ISN published a prototype issue of a publication called Cactus (http://www.internationalsocialistnetwork.org/). Two UK RevSoc regional branches have made publications: Leeds RevSoc called Dissent (http://revsocs.wordpress.com/rszines/dissent/) and Queen Mary’s RevSoc’s two issues of The Spark (http://revsocs.wordpress.com/rszines/the-spark/).

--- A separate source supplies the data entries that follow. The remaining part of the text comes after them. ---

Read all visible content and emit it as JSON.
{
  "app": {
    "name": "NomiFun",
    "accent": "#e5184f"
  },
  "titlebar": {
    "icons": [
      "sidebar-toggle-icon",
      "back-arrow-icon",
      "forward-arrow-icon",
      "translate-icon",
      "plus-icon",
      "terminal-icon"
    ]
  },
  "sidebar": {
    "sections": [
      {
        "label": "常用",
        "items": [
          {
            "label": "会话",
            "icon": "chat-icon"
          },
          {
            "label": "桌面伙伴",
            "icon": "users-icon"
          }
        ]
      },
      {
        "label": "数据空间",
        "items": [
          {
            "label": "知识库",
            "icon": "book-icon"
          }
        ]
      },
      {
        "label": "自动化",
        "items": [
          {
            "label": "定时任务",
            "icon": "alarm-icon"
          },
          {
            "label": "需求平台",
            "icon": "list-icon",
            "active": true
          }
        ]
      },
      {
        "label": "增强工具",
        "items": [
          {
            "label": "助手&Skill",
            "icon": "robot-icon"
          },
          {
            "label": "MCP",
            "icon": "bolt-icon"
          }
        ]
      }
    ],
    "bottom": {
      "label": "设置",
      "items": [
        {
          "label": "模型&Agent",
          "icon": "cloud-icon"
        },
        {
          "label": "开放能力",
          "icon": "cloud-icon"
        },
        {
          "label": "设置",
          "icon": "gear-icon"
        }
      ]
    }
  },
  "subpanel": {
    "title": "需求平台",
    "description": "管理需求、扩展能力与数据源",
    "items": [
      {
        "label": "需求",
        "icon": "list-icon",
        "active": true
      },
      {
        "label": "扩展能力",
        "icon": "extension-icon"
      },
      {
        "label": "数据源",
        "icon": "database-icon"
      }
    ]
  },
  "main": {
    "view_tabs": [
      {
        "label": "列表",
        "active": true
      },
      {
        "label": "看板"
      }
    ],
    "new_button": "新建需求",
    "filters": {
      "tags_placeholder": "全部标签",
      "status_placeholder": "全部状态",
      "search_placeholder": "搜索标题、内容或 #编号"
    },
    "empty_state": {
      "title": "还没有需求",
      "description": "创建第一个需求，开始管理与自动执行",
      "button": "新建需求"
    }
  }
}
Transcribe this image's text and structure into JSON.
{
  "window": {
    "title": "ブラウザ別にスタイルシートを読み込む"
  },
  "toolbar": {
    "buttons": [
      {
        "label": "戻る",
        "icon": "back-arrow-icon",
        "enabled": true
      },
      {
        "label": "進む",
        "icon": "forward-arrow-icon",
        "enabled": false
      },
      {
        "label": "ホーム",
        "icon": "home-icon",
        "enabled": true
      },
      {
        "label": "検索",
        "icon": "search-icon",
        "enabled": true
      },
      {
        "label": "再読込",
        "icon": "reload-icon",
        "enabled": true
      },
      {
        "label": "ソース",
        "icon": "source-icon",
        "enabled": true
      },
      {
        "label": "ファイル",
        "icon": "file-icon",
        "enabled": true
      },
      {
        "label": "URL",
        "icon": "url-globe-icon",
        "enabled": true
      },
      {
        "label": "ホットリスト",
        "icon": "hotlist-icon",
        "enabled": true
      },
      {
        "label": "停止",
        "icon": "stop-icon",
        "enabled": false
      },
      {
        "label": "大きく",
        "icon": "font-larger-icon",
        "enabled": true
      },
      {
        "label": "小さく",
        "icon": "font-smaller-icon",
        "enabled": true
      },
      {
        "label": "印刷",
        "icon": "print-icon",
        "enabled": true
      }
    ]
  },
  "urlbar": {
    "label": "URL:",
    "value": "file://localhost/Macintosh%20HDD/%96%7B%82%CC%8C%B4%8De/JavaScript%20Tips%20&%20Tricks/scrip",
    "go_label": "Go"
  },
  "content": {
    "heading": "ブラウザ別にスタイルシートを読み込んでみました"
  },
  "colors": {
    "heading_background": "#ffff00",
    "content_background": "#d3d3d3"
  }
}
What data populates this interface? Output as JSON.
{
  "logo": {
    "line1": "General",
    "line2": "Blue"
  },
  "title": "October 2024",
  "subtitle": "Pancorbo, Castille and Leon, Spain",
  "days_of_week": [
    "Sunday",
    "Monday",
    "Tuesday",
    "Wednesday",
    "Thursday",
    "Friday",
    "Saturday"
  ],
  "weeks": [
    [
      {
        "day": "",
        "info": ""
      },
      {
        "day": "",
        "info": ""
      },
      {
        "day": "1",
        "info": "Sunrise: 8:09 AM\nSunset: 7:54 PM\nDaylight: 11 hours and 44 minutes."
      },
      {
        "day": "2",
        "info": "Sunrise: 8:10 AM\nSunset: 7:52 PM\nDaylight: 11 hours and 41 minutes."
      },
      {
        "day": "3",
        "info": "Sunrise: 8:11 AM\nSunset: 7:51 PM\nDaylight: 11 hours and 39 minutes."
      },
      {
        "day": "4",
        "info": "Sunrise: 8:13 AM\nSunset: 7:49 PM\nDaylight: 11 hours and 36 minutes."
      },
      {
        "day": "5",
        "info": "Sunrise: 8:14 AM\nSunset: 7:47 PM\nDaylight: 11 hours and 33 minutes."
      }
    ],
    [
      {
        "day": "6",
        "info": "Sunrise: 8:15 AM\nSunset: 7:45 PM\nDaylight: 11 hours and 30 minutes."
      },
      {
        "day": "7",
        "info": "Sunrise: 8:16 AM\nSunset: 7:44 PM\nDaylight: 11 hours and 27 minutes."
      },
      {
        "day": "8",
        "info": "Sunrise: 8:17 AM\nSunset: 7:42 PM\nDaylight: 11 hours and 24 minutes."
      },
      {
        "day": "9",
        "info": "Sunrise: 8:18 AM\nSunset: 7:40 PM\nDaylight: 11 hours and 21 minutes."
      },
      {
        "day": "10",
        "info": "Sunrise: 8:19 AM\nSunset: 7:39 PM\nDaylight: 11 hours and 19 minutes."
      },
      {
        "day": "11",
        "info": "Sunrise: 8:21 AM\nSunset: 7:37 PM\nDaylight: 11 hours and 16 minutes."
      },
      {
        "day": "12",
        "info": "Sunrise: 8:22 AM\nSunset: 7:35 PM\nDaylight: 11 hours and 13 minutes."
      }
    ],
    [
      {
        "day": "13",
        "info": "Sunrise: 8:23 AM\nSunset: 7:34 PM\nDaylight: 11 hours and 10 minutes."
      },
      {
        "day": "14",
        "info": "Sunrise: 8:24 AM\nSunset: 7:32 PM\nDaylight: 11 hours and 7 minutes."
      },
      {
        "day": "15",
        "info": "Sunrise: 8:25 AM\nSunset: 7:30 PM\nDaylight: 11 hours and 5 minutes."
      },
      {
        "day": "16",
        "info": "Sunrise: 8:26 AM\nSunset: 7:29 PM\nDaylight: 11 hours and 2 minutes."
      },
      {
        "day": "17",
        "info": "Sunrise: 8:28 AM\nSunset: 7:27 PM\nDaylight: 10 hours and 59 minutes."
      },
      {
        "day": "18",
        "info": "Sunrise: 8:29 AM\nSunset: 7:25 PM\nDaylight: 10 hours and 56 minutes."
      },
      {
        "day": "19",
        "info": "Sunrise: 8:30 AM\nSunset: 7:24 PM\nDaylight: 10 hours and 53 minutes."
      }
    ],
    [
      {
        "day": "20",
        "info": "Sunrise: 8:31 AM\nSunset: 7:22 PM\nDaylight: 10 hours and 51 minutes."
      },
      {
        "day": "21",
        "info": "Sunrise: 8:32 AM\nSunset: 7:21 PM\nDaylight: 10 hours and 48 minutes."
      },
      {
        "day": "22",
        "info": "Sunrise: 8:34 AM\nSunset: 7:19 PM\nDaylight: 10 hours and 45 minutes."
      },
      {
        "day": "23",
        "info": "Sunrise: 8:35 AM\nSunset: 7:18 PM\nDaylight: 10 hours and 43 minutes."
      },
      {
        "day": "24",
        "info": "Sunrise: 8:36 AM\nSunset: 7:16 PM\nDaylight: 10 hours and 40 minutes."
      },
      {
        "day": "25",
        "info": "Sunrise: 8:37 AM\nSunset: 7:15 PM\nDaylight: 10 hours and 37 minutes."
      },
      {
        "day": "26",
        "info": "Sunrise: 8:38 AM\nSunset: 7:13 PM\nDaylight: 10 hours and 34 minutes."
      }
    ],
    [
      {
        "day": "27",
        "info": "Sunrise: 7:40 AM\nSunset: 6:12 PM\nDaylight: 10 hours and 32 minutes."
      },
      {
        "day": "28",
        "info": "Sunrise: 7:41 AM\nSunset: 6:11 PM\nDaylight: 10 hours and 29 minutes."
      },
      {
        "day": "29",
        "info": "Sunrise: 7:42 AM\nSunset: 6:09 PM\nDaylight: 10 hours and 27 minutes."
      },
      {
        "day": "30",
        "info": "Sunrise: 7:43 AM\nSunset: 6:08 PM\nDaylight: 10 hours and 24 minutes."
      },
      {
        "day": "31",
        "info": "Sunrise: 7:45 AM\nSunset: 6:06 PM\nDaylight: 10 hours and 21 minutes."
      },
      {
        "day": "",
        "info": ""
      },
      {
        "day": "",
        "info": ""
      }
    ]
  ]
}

Spark Issue 1 April 2013 has the look of a cut and paste pre-computer magazine. It has 23 pages of articles on Sussex University, Occupy Sussex, University Education, Women’s Militia, the EDL, Thatcher, the Youth, the British Spring, Illegal Music Downloading and Food. Cactus Issue 0 (so-called because it is a prototype) is much more professionally presented and has 140 smaller pages of articles on Egypt, Brazil, Bangladesh, Women’s Oppression, Where Now For The Left and Culture. Richard Seymour (the key figure in ISN) suggests ‘[the ISN] is not, it seems to me, the ‘true bearer’ of the legacy of Marx …’ And ‘We do not even place an undue premium on self-preservation. Indeed, if all goes well, we won’t exist for too long.’
Another article makes a plea ‘The Left Unity project, in our opinion, has the potential to play the role of a broad, class-struggle party’. We disagree.